Хозяин маленькой пекарни, где самые вкусные в городке и всегда теплые улитки с корицей, уверял, что с госпожой Алевтиной давным-давно случилась в этих местах неприятность. Еще молодая, шаловливая, с легким дыханьем, нагрянула она как-то раз в городок покутить. Шлялась по барам, по кабакам, каждый вечер гуляла с разными молодыми матросами. Разрумяненная. В перламутре и кружевах. В бусах из крупных жемчужин, что обвивали ей шейку, а второй длинной ниткой, завязанной в крупный узел, позвякивали по упругому животу.
Хохотала. Курила. Пила темный ром Алевтина. Да только вот потеряла где-то в угаре, в сумерках, серебряную, чеканную свою сережку в форме сердечка. И с тех пор что-то произошло. Так бывает. Не вдруг, а день за днем маленькие безнадежности разрастались, случайности множились и, в конце концов, можно было сказать: перестало ей везти в любви.
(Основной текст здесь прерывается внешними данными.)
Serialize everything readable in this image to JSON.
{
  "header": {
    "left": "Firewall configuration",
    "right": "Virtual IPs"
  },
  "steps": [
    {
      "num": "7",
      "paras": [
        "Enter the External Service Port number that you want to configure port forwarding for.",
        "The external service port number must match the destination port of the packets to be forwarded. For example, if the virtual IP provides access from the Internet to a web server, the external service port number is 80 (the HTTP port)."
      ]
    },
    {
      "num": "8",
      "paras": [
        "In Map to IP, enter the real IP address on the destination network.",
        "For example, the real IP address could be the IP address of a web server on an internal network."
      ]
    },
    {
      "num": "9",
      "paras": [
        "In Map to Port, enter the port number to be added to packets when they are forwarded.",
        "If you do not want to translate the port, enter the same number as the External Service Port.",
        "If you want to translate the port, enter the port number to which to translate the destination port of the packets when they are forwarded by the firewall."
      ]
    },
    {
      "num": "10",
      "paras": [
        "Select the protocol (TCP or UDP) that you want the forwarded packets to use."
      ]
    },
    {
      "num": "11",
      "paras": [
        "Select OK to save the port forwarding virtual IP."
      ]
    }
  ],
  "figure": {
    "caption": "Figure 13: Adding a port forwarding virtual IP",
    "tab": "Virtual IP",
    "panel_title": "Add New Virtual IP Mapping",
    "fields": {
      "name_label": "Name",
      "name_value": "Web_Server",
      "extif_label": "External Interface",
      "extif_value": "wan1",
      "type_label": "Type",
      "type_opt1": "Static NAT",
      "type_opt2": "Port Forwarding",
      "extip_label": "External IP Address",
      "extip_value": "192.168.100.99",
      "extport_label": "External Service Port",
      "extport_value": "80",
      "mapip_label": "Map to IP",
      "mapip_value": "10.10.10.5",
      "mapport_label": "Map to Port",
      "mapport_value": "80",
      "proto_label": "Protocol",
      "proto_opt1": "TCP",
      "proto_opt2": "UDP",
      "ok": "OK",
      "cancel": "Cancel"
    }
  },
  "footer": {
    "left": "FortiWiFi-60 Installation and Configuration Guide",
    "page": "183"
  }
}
Стоило только Алевтине обратить на кого-нибудь внимание, выделить из оравы гогочущих в баре моряков одного-единственного, стоило прижать его к сердцу, хотя бы шепотом в ночное беззвездное небо назвать своим, он тут же переставал замечать ее, даже не смотрел в ее сторону. Он скоро совсем заболевал заснеженной дорогой, терялся среди зимних полей, удалялся прочь. Не желая верить и принимать, что она теперь безбрежно и окончательно нелюбима, при любой возможности Алевтина наведывалась в городок, металась по набережной, буянила, свистела, безутешно разыскивая свою серебряную сережку. Чеканную. В форме сердечка. Но каждый раз безуспешно. Каждый раз зря.
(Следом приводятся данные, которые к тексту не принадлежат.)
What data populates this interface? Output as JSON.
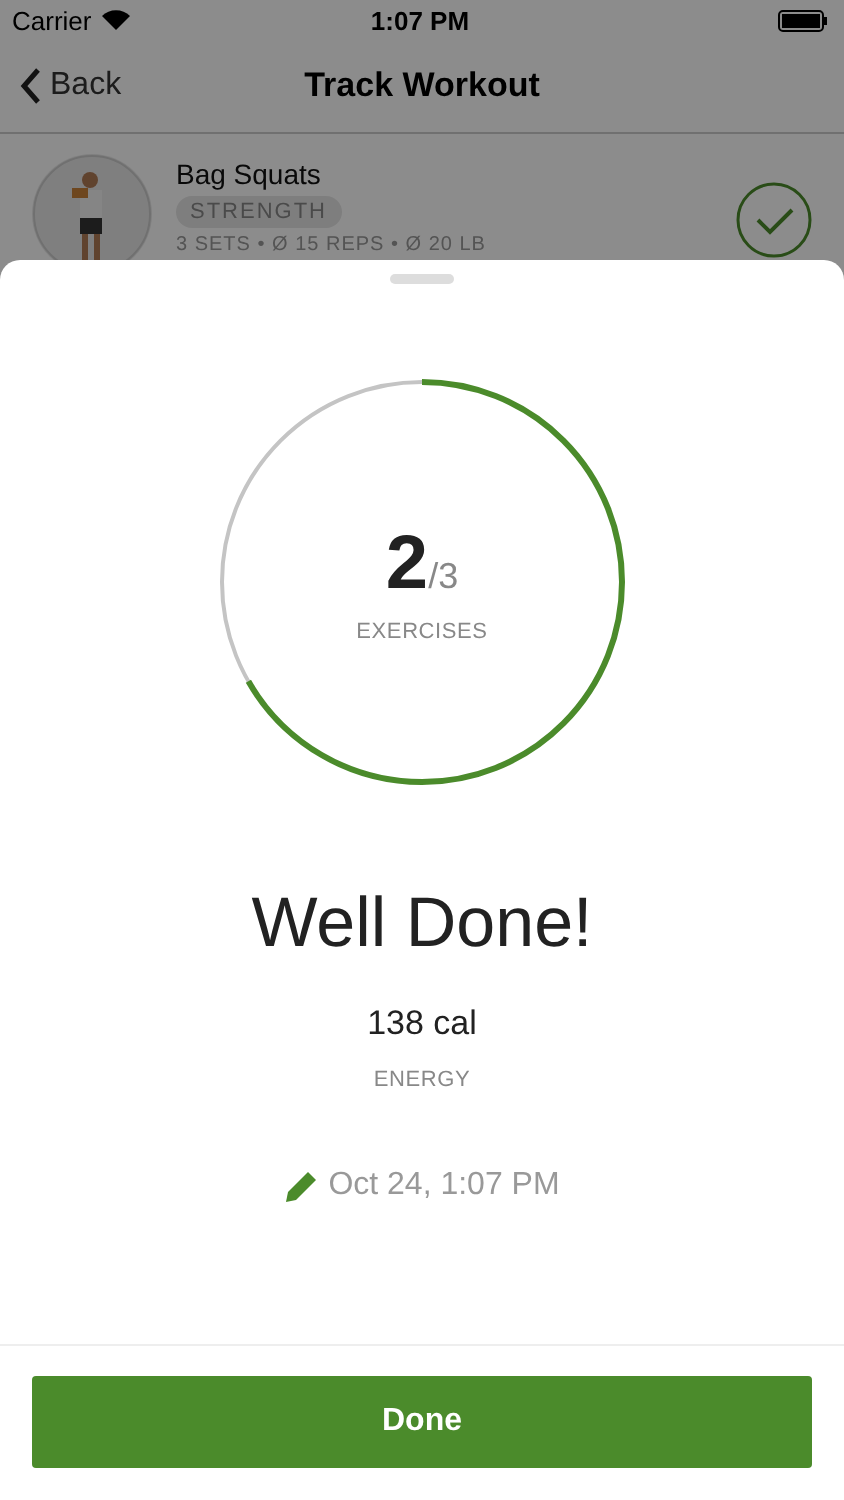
{
  "status_bar": {
    "carrier": "Carrier",
    "time": "1:07 PM"
  },
  "nav": {
    "back": "Back",
    "title": "Track Workout"
  },
  "exercise": {
    "kind": "picture",
    "name": "Bag Squats",
    "tag": "STRENGTH",
    "details": "3 SETS • Ø 15 REPS • Ø 20 LB",
    "completed": true
  },
  "summary": {
    "done_count": "2",
    "total": "/3",
    "label": "EXERCISES",
    "level": 0.667,
    "headline": "Well Done!",
    "energy": "138 cal",
    "energy_label": "ENERGY",
    "date": "Oct 24, 1:07 PM"
  },
  "button": "Done"
}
А разве ее убедишь, что не в сережке дело? И как ей объяснить, что однажды она совсем утратила нежность, в один миг разучилась уступать и смягчаться, получив взамен из мутных глубин моря бескрайнюю ярость и силу. С тех пор, явившись в городок, от души крушила Алевтина все на своем пути. Четыре ветра врывались вместе с ней в приморские улочки, бешено трепали развешанные во дворах простыни, гнули рябины, ломали флагштоки в порту, смахивали черепицу с крыш, раззадорившись, тащили за собой футбольные ворота, выломанные поручни, сорванные ставни. И метались в проулках, увлекая в вихрь объявления, фантики и перья чаек.
Старые рыбаки знали наверняка. А некоторые хоть раз в жизни да видели воочию: однажды четыре ветра, четыре седых прародителя мечущейся по миру стаи многоликих ветров, слетаются из разных концов света к самой середине моря и изо всех сил сталкиваются над сверкающей глубиной, затаившей живых и мертвых.
Некоторые моряки видели хоть раз в жизни, как четыре ветра, не в силах перебороть друг друга, начинали медленно кружить над самой серединой моря. Все быстрее, в безудержном хороводе, дожидаясь, когда госпожа Алевтина проснется и выплывет на поверхность из мерцающей расплавленным зеркалом толщи вод. Иногда случалось, что долго кружились четыре ветра, дожидаясь, когда же она вырвется из темной глубины, затаившей скелеты парусников и рыболовецких траулеров, черные рогатые мины, деревянные лодки, распавшиеся останки человечьих и рыбьих тел, усопших чаек, навеки сдавшиеся дну души. Присвистывали четыре ветра все яростней, завывали все настойчивей, выкрикивали все злее, до тех пор, пока Алевтина не выныривала на их зов из огромной бурлящей воронки, каждый раз будто рождаясь заново.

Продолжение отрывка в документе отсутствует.